This last week I have had the amazing opportunity to parent two of the cutest little boys you could ever see; my nephews James and Henry. My nephews are both still toddlers, so life was a little crazy sometimes and absolutely adorable almost all the time.
For instance, three year old Henry felt that it was important to share all of his profound thoughts with me like, “Did you know that if I threw this basketball at your wall, or your window, or your light it would break? But if I threw the ball at your couch it wouldn’t break. But, if I got a really big ball, it could break your couch. I probably shouldn’t break the couch huh?” Does it get better than this? I don’t think so.
I took all the little children to the store one day and the clerk commented on all my little children. I told the clerk I was babysitting my nephews for the week. The clerk answered, “Wow, that must be tiring. I bet you are really worn out. Do you count the minutes until bed time?”

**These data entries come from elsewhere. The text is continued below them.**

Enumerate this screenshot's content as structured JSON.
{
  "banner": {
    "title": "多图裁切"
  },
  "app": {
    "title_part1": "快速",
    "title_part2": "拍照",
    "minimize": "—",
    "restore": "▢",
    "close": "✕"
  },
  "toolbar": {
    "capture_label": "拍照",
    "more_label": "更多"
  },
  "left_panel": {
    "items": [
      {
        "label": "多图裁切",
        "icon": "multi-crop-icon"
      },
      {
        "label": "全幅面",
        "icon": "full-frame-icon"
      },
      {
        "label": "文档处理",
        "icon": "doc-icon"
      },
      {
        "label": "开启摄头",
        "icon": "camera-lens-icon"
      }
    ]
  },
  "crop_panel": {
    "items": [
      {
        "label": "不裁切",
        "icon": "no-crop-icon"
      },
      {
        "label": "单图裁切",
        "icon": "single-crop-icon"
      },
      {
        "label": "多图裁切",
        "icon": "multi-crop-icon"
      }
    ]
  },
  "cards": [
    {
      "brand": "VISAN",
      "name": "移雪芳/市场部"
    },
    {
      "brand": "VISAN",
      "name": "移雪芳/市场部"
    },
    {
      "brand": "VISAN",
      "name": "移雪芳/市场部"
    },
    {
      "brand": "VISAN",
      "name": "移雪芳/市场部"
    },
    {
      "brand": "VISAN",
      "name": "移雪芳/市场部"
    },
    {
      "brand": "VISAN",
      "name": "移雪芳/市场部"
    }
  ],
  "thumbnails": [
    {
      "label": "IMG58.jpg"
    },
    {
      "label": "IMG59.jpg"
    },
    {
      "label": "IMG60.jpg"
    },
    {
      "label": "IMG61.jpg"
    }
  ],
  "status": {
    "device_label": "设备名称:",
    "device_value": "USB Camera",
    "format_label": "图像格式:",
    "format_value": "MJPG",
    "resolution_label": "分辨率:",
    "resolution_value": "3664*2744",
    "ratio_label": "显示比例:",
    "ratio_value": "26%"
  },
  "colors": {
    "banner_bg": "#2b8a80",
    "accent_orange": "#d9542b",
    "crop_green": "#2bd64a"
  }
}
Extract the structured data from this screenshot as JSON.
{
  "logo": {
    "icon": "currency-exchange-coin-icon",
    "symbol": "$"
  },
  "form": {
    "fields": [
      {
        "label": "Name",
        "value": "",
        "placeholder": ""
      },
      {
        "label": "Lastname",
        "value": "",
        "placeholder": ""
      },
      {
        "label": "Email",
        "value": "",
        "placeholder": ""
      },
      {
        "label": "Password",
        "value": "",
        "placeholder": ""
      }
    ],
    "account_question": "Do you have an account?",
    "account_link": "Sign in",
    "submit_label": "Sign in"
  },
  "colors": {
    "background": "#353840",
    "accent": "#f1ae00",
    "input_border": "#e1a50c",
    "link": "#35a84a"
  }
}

In case you are used to comments like this I better spell it out; this is pessimism, or a negative attitude. If I agreed to his statements, I would have made my life horrible that day and maybe for the rest of the wonderful week. I would have told myself that life was bad that week and that I couldn’t be happy unless I was away from those beautiful children. We really have that much power over how we feel, so don’t get sucked into negative conversations like these. Choose to enjoy every crazy, energetic moment with your children. Choose to be the best parent in the world every day. Mediocre parenting isn’t anything great.
I looked at the young clerk and said, “I love spending time with my nephews! We have so much fun. Toddlers carry sunshine with them where ever they go, and I can’t wait to be part of it every day. Life gets a little crazy, but it is definitely the good kind of crazy.”
I had a positively wonderful day, because I chose to! Self talk is an amazing tool to help us parents govern our own emotions.